Chris McCandless' note on the outside of the bus was probably not the last item he penned. From the last page of Krakauer's account:
"From August 13 through 18 his journal records nothing beyond a tally of the days. At some point during this week, he tore the final page from Louis L'Amour's memoir, Education of a Wandering Man
. On one side were some lines that L'Amour had quoted from Robinson Jeffers's poem 'Wise Men
in Their Bad Hours':
Death's a fierce meadowlark: but to die having made
Something more equal to the centuries
Than muscle and bone, is mostly to shed weakness.
On the other side of the page, which was blank, McCandless penned a brief adios: 'I have had a happy life and thank the Lord. Goodbye and may God bless all!' "
Krakauer, having essentially painted McCandless as a naive dreamer in his original magazine account, re-visited the question as he expanded the material into the subsequent book. He acknowledged that McCandless was much better prepared for the ordeal than his original account had put forward, and that McCandless had survived for so long because he was well-educated on the necessities for survival. In the end, it was the simple mistake of eating a quantity of poisonous wild sweet pea seeds that rendered him too weak to save himself.
He had been living off wild potato seeds, but the wild sweet pea grows alongside the wild potato, and their seeds are virtually identical.
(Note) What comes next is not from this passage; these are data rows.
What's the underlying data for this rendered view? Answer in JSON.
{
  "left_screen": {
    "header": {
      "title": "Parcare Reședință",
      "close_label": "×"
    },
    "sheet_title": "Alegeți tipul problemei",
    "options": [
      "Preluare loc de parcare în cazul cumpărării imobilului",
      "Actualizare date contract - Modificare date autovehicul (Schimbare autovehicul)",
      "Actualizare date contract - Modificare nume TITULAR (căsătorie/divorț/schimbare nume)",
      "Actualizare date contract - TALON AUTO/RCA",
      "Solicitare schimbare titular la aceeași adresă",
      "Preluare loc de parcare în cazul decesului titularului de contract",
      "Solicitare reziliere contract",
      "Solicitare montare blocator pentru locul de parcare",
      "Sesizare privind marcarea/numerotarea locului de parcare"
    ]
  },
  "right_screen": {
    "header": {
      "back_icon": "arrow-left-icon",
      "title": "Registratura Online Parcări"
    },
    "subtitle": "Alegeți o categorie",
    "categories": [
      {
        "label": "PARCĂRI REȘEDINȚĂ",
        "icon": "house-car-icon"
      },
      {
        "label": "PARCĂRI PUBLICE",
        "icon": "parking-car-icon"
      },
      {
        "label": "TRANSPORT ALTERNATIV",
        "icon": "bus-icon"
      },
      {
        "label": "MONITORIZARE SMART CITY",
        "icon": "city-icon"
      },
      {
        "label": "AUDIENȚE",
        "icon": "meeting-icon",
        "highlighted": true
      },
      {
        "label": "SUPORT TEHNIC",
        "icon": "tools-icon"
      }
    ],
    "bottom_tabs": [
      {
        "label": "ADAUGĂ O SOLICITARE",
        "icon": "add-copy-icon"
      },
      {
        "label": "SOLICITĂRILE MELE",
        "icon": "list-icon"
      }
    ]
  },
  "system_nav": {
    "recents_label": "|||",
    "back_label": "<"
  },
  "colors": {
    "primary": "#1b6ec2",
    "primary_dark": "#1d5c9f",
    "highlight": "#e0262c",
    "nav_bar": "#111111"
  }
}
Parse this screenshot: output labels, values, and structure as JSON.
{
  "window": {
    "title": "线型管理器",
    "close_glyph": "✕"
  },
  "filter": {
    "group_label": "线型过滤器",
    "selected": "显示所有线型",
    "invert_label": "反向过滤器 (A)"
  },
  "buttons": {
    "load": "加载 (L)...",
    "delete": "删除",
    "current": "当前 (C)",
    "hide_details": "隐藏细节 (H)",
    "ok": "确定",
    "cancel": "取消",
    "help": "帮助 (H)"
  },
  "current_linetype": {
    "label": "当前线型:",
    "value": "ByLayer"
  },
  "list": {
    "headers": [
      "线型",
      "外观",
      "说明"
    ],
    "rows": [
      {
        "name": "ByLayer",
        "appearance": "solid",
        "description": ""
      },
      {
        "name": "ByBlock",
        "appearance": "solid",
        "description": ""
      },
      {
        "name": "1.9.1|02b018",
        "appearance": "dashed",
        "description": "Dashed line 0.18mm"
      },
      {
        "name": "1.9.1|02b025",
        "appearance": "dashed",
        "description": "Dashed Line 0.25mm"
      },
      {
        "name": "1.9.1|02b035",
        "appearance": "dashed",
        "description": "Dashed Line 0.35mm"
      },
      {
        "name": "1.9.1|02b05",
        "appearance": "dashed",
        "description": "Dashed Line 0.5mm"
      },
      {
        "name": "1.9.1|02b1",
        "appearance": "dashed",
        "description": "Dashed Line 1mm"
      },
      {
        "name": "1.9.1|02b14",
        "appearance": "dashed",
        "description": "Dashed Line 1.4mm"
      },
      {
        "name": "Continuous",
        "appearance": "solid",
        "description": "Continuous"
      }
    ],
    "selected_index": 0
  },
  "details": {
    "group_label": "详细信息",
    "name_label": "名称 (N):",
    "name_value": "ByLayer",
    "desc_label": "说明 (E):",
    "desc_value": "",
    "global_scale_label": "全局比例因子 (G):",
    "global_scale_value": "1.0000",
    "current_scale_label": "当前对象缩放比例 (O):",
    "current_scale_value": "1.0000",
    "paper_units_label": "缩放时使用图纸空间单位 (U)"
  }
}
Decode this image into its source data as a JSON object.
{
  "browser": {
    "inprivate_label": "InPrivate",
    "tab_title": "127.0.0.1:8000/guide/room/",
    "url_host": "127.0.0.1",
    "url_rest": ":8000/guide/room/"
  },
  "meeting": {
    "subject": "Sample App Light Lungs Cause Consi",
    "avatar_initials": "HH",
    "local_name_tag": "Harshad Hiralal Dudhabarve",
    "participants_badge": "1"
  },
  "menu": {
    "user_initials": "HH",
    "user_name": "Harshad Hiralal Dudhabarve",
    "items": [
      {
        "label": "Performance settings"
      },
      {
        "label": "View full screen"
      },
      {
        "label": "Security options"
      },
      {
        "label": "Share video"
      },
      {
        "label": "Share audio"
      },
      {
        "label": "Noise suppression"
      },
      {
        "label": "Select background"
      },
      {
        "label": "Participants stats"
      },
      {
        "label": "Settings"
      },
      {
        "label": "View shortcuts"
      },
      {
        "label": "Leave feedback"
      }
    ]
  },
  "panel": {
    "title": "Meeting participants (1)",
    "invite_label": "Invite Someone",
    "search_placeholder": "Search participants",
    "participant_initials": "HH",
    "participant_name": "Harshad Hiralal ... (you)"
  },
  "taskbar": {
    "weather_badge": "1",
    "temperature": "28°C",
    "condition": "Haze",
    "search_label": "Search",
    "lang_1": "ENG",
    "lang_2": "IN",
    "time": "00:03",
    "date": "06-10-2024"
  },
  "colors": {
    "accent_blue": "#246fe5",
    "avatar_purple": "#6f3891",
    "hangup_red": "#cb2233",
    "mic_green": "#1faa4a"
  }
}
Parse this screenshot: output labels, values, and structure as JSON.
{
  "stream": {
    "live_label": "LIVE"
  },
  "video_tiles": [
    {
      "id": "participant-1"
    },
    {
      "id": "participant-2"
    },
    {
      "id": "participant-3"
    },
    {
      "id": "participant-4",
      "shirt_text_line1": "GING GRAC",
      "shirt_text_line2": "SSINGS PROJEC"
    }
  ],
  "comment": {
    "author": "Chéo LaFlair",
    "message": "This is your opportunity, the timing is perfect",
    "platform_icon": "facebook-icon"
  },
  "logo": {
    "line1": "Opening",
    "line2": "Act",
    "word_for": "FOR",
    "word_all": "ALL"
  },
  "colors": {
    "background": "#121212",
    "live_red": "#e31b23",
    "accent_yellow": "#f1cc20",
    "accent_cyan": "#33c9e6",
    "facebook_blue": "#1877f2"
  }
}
He had been successfully living off the wild potato for a month to that point.
Krakauer seemed particular contrite for having made McCandless seem less prepared for wilderness survival than he actually was. If memory serves, that was in an epilogue to the book Krakauer had written following the original publication of his article on McCandless in Outside
Perhaps the originator of this thread is also more prepared to single-hand a 40' ketch
through the Panama Canal
and all the way to the Society Islands than I felt his post indicated. It is my opinion that a man or woman is free to do whatever he/she wants to do, but I was particularly concerned that an innocent dog and bird might pay a heavy price
for their owner's actions if he was as ill-equipped for the voyage as I had concluded he was.
After fighting the wearying battle to save Snickers and Gulliver, I found that especially appalling.